This article is about teaching children to tithe and work with money

Source: Clarion, 2013. 2 pages.

Children - Or is Tithing Only for Adults?

Train a child in the way he should go, and when he is old he will not turn from it.

Proverbs 22:6


Children watch parents and their attitudes toward many things; stewardship of finances and tithing is no different. If parents aren't tithing and showing leader­ship, how are the children expected to do so? And that goes the same for grandparents; just because your chil­dren have all moved out of the house doesn't mean that your job is done. You still have a responsibility to con­tinue teaching your children and helping teach their children.

Luke 6:40 says,

A student is not above his teacher, but everyone who is fully trained will be like his teacher.

Scripture is very clear that whatever the teacher teaches, the student will do the same. It is the responsibility of parents to teach their children how to handle their finan­cial matters, as well stewardship and tithing.

Parents must be good models in the area of tithing and spending habits; if they are, the children will most likely do the same. If the parents are always buying the latest and greatest and biggest? Guess what? The child will follow (typically, not always) in the examples the parents have shown.

When to Start🔗

As soon as a child starts to earn any type of income, they must be taught that this money is from the Lord, and that a small portion is all he is asking for. The child must be also taught how to budget and spend the money that they've earned.


You can start by using a simple system; make three boxes, one marked "Give," the second "Save," and the third "Spend." Help them and explain, as they put the various amounts in, where their money is going. Even for a six-year-old, this shouldn't be too hard to visualize and understand. As the child gets older, you can show them how to use things like savings and chequing ac­counts, even debit and credit cards (wisely!). During this budget training, teach them shopping skills, the ability to distinguish between needs and wants, and the art of waiting on the Lord to provide.
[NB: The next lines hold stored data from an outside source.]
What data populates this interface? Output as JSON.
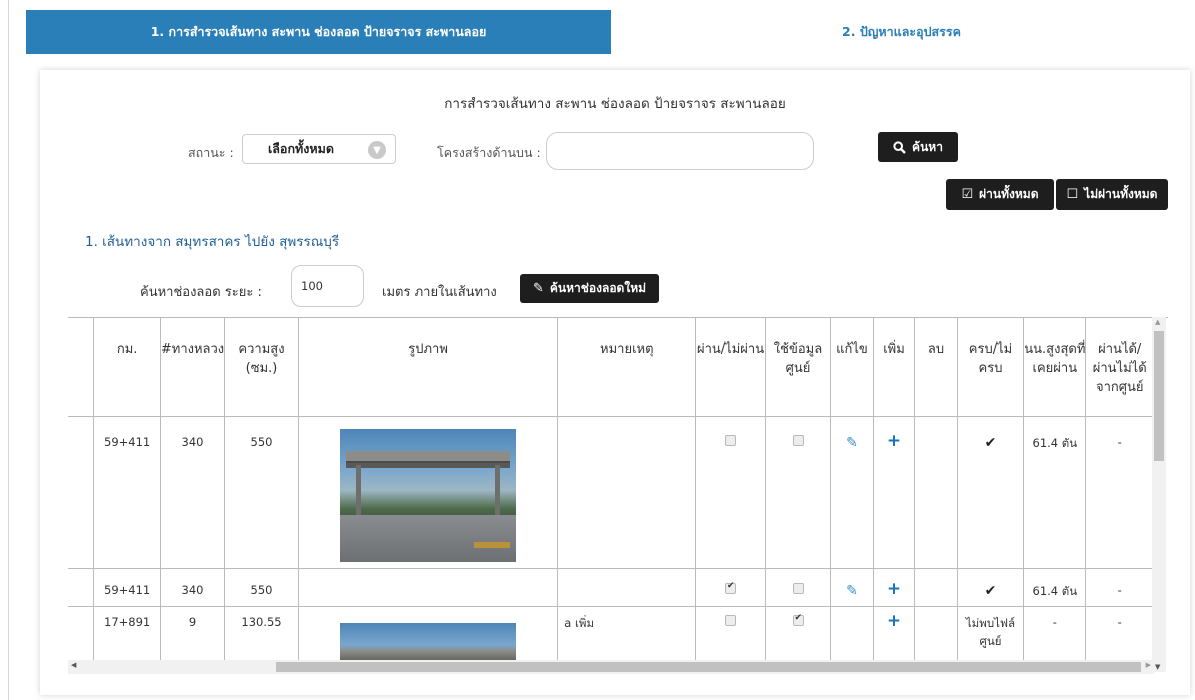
{
  "tabs": [
    {
      "label": "1. การสำรวจเส้นทาง สะพาน ช่องลอด ป้ายจราจร สะพานลอย"
    },
    {
      "label": "2. ปัญหาและอุปสรรค"
    }
  ],
  "panel": {
    "title": "การสำรวจเส้นทาง สะพาน ช่องลอด ป้ายจราจร สะพานลอย"
  },
  "filter": {
    "status_label": "สถานะ :",
    "status_value": "เลือกทั้งหมด",
    "structure_label": "โครงสร้างด้านบน :",
    "structure_value": "",
    "search_button": "ค้นหา"
  },
  "bulk": {
    "pass_all": "ผ่านทั้งหมด",
    "fail_all": "ไม่ผ่านทั้งหมด"
  },
  "route": {
    "title": "1. เส้นทางจาก สมุทรสาคร ไปยัง สุพรรณบุรี",
    "distance_label": "ค้นหาช่องลอด ระยะ :",
    "distance_value": "100",
    "distance_unit": "เมตร ภายในเส้นทาง",
    "new_search_button": "ค้นหาช่องลอดใหม่"
  },
  "table": {
    "headers": {
      "km": "กม.",
      "route_no": "#ทางหลวง",
      "height": "ความสูง (ซม.)",
      "photo": "รูปภาพ",
      "note": "หมายเหตุ",
      "pass": "ผ่าน/ไม่ผ่าน",
      "use_center": "ใช้ข้อมูลศูนย์",
      "edit": "แก้ไข",
      "add": "เพิ่ม",
      "delete": "ลบ",
      "complete": "ครบ/ไม่ครบ",
      "max_weight": "นน.สูงสุดที่เคยผ่าน",
      "center_pass": "ผ่านได้/ผ่านไม่ได้จากศูนย์"
    },
    "rows": [
      {
        "km": "59+411",
        "route_no": "340",
        "height": "550",
        "note": "",
        "max_weight": "61.4 ตัน",
        "center_pass": "-",
        "complete_text": ""
      },
      {
        "km": "59+411",
        "route_no": "340",
        "height": "550",
        "note": "",
        "max_weight": "61.4 ตัน",
        "center_pass": "-",
        "complete_text": ""
      },
      {
        "km": "17+891",
        "route_no": "9",
        "height": "130.55",
        "note": "a เพิ่ม",
        "max_weight": "-",
        "center_pass": "-",
        "complete_text": "ไม่พบไฟล์ศูนย์"
      }
    ]
  }
}
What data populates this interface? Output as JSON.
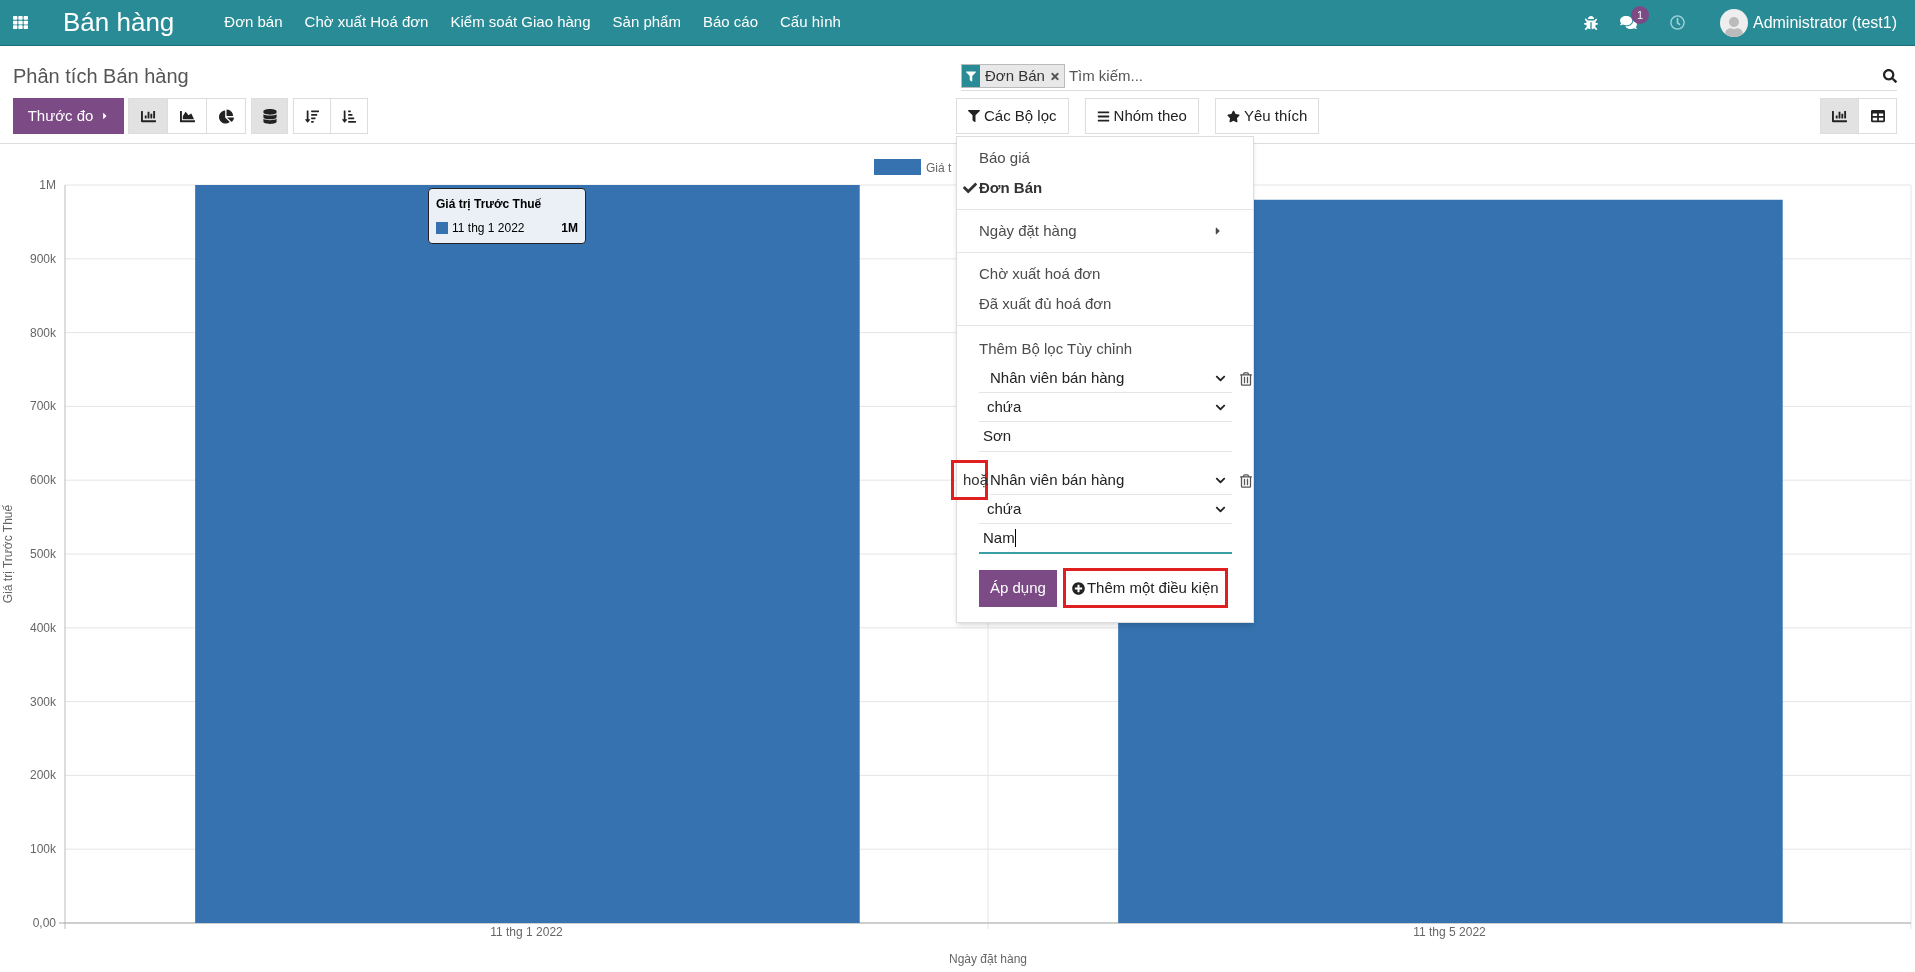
{
  "navbar": {
    "app_title": "Bán hàng",
    "menu": [
      "Đơn bán",
      "Chờ xuất Hoá đơn",
      "Kiểm soát Giao hàng",
      "Sản phẩm",
      "Báo cáo",
      "Cấu hình"
    ],
    "message_count": "1",
    "user": "Administrator (test1)"
  },
  "control_panel": {
    "title": "Phân tích Bán hàng",
    "measure_button": "Thước đo",
    "chart_types": [
      {
        "kind": "bar",
        "selected": true
      },
      {
        "kind": "line",
        "selected": false
      },
      {
        "kind": "pie",
        "selected": false
      }
    ],
    "stacked": true,
    "search": {
      "facets": [
        "Đơn Bán"
      ],
      "placeholder": "Tìm kiếm..."
    },
    "search_buttons": [
      {
        "kind": "filter",
        "label": "Các Bộ lọc"
      },
      {
        "kind": "group",
        "label": "Nhóm theo"
      },
      {
        "kind": "favorite",
        "label": "Yêu thích"
      }
    ],
    "views": [
      {
        "kind": "graph",
        "selected": true
      },
      {
        "kind": "pivot",
        "selected": false
      }
    ]
  },
  "filter_menu": {
    "groups": [
      {
        "items": [
          {
            "label": "Báo giá",
            "checked": false
          },
          {
            "label": "Đơn Bán",
            "checked": true
          }
        ]
      },
      {
        "items": [
          {
            "label": "Ngày đặt hàng",
            "checked": false,
            "submenu": true
          }
        ]
      },
      {
        "items": [
          {
            "label": "Chờ xuất hoá đơn",
            "checked": false
          },
          {
            "label": "Đã xuất đủ hoá đơn",
            "checked": false
          }
        ]
      }
    ],
    "custom_filter": {
      "title": "Thêm Bộ lọc Tùy chỉnh",
      "conditions": [
        {
          "field": "Nhân viên bán hàng",
          "operator": "chứa",
          "value": "Sơn",
          "focused": false
        },
        {
          "connector": "hoặ",
          "connector_highlighted": true,
          "field": "Nhân viên bán hàng",
          "operator": "chứa",
          "value": "Nam",
          "focused": true
        }
      ],
      "apply_button": "Áp dụng",
      "add_condition": {
        "label": "Thêm một điều kiện",
        "highlighted": true
      }
    }
  },
  "chart": {
    "legend": "Giá t",
    "tooltip": {
      "label": "11 thg 1 2022",
      "value": "1M"
    },
    "chart_data": {
      "type": "bar",
      "grid": true,
      "xlabel": "Ngày đặt hàng",
      "ylabel": "Giá trị Trước Thuế",
      "categories": [
        "11 thg 1 2022",
        "11 thg 5 2022"
      ],
      "series": [
        {
          "name": "Giá trị Trước Thuế",
          "color": "#3572af",
          "values": [
            1000000,
            980000
          ]
        }
      ],
      "ylim": [
        0,
        1000000
      ],
      "yticks": [
        {
          "value": 0,
          "label": "0,00"
        },
        {
          "value": 100000,
          "label": "100k"
        },
        {
          "value": 200000,
          "label": "200k"
        },
        {
          "value": 300000,
          "label": "300k"
        },
        {
          "value": 400000,
          "label": "400k"
        },
        {
          "value": 500000,
          "label": "500k"
        },
        {
          "value": 600000,
          "label": "600k"
        },
        {
          "value": 700000,
          "label": "700k"
        },
        {
          "value": 800000,
          "label": "800k"
        },
        {
          "value": 900000,
          "label": "900k"
        },
        {
          "value": 1000000,
          "label": "1M"
        }
      ]
    }
  }
}
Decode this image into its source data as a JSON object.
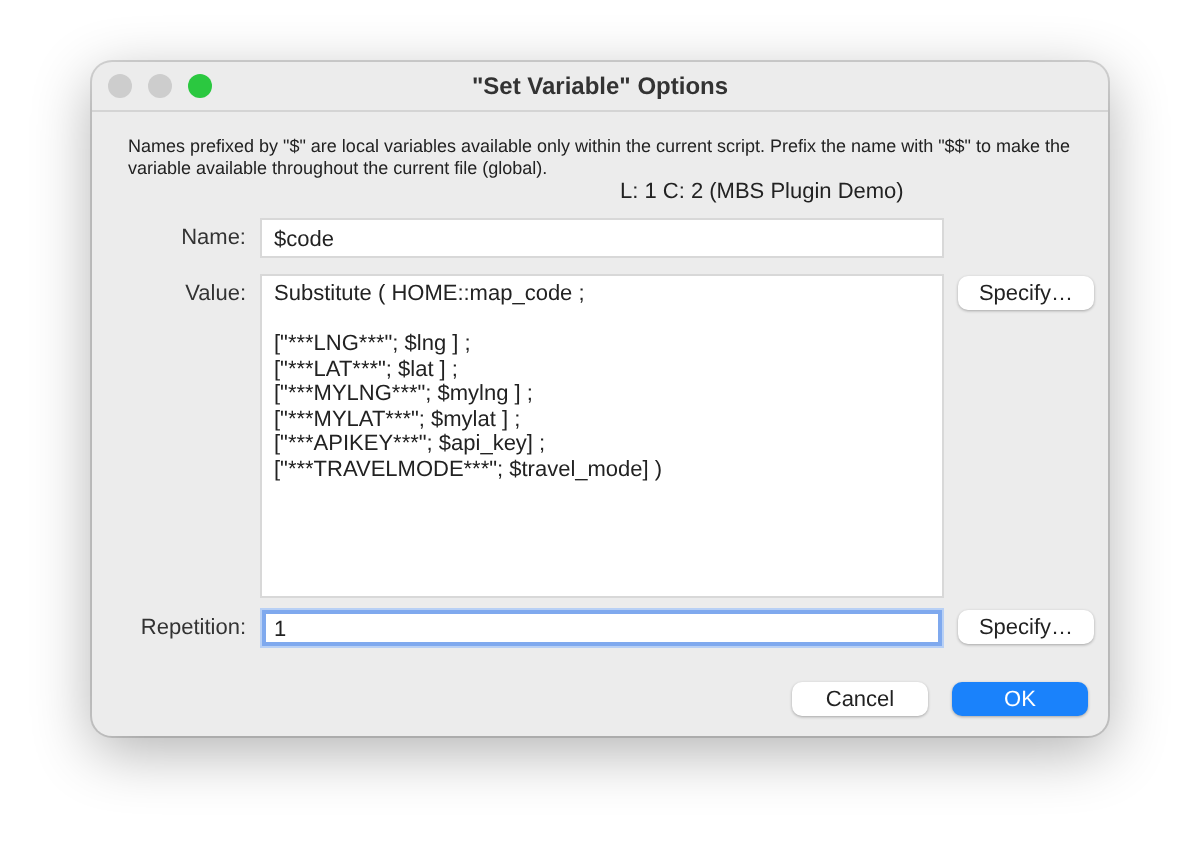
{
  "window": {
    "title": "\"Set Variable\" Options"
  },
  "note": "Names prefixed by \"$\" are local variables available only within the current script. Prefix the name with \"$$\" to make the variable available throughout the current file (global).",
  "status": "L: 1 C: 2 (MBS Plugin Demo)",
  "fields": [
    {
      "kind": "line",
      "label": "Name:",
      "value": "$code",
      "focused": false
    },
    {
      "kind": "area",
      "label": "Value:",
      "value": "Substitute ( HOME::map_code ;\n\n[\"***LNG***\"; $lng ] ;\n[\"***LAT***\"; $lat ] ;\n[\"***MYLNG***\"; $mylng ] ;\n[\"***MYLAT***\"; $mylat ] ;\n[\"***APIKEY***\"; $api_key] ;\n[\"***TRAVELMODE***\"; $travel_mode] )",
      "button": "Specify…",
      "focused": false
    },
    {
      "kind": "line",
      "label": "Repetition:",
      "value": "1",
      "button": "Specify…",
      "focused": true
    }
  ],
  "buttons": [
    {
      "label": "Cancel",
      "default": false
    },
    {
      "label": "OK",
      "default": true
    }
  ]
}
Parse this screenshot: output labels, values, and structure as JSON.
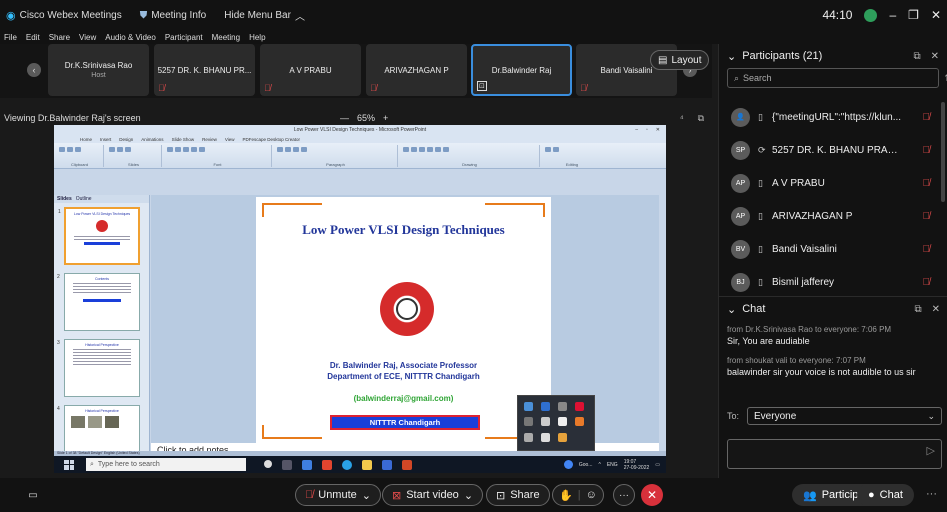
{
  "titlebar": {
    "app_name": "Cisco Webex Meetings",
    "meeting_info": "Meeting Info",
    "hide_menu": "Hide Menu Bar",
    "timer": "44:10",
    "minimize": "–",
    "maximize": "❐",
    "close": "✕"
  },
  "menubar": [
    "File",
    "Edit",
    "Share",
    "View",
    "Audio & Video",
    "Participant",
    "Meeting",
    "Help"
  ],
  "strip": {
    "tiles": [
      {
        "name": "Dr.K.Srinivasa Rao",
        "sub": "Host",
        "muted": false,
        "active": false
      },
      {
        "name": "5257 DR. K. BHANU PR...",
        "sub": "",
        "muted": true,
        "active": false
      },
      {
        "name": "A V PRABU",
        "sub": "",
        "muted": true,
        "active": false
      },
      {
        "name": "ARIVAZHAGAN P",
        "sub": "",
        "muted": true,
        "active": false
      },
      {
        "name": "Dr.Balwinder Raj",
        "sub": "",
        "muted": false,
        "active": true
      },
      {
        "name": "Bandi Vaisalini",
        "sub": "",
        "muted": true,
        "active": false
      }
    ],
    "layout_label": "Layout"
  },
  "viewbar": {
    "viewing": "Viewing Dr.Balwinder Raj's screen",
    "zoom_out": "—",
    "zoom": "65%",
    "zoom_in": "+"
  },
  "ppt": {
    "title": "Low Power VLSI Design Techniques - Microsoft PowerPoint",
    "tabs": [
      "Home",
      "Insert",
      "Design",
      "Animations",
      "Slide Show",
      "Review",
      "View",
      "PDFescape Desktop Creator"
    ],
    "groups": [
      "Clipboard",
      "Slides",
      "Font",
      "Paragraph",
      "Drawing",
      "Editing"
    ],
    "left_tabs": [
      "Slides",
      "Outline"
    ],
    "thumbs": [
      {
        "num": "1",
        "title": "Low Power VLSI Design Techniques"
      },
      {
        "num": "2",
        "title": "Contents"
      },
      {
        "num": "3",
        "title": "Historical Perspective"
      },
      {
        "num": "4",
        "title": "Historical Perspective"
      }
    ],
    "slide": {
      "heading": "Low Power VLSI Design Techniques",
      "presenter": "Dr. Balwinder Raj, Associate Professor",
      "department": "Department of ECE, NITTTR Chandigarh",
      "email": "(balwinderraj@gmail.com)",
      "banner": "NITTTR Chandigarh"
    },
    "notes": "Click to add notes",
    "status": "Slide 1 of 38   \"Default Design\"   English (United States)",
    "taskbar_search": "Type here to search",
    "tray_lang": "ENG",
    "tray_time": "19:07",
    "tray_date": "27-09-2022",
    "tray_app": "Goo..."
  },
  "participants": {
    "title": "Participants (21)",
    "search_placeholder": "Search",
    "list": [
      {
        "initials": "",
        "name": "{\"meetingURL\":\"https://klun...",
        "muted": true
      },
      {
        "initials": "SP",
        "name": "5257 DR. K. BHANU PRAKASH",
        "muted": true
      },
      {
        "initials": "AP",
        "name": "A V PRABU",
        "muted": true
      },
      {
        "initials": "AP",
        "name": "ARIVAZHAGAN P",
        "muted": true
      },
      {
        "initials": "BV",
        "name": "Bandi Vaisalini",
        "muted": true
      },
      {
        "initials": "BJ",
        "name": "Bismil jafferey",
        "muted": true
      }
    ]
  },
  "chat": {
    "title": "Chat",
    "messages": [
      {
        "meta": "from Dr.K.Srinivasa Rao to everyone:   7:06 PM",
        "text": "Sir, You are audiable"
      },
      {
        "meta": "from shoukat vali to everyone:   7:07 PM",
        "text": "balawinder sir your voice is not audible to us sir"
      }
    ],
    "to_label": "To:",
    "to_value": "Everyone"
  },
  "controls": {
    "unmute": "Unmute",
    "start_video": "Start video",
    "share": "Share",
    "participants": "Participants",
    "chat": "Chat"
  }
}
Warn them about the powerful influence of adver­tising and the dangers of impulse buying, which is so rampant and prevalent today.


Children must be taught at a young age that they are also a part of the communion of saints, and that part of this membership means tithing. This can be done through a variety of different means; a good tool might be something visual like contributing to a project such as church expansion or a local food bank. In the teen years it can be volunteering and giving towards a mission trip (like Dulce Refugio or WWCS or Haiti relief). Direct ex­posure to abject poverty can initiate a lifetime of giving to the poor.

Saving and Investing🔗

The habit of saving should be established at the same time as earning an income. Children should be taught to open a savings account. In later years they should also be exposed to investments, real estate, and RRSPs. Teach them the benefits of compound interest; if they grasp the concept and become faithful savers, they will enjoy financial stability as adults.

In Summary🔗

Society says that parents need not require their chil­dren to establish the discipline of managing money or of working hard. But Scripture clearly tells us that parents have the obligation to train a child to be a faithful stew­ard and a wise money manager. Are you training your children and grandchildren?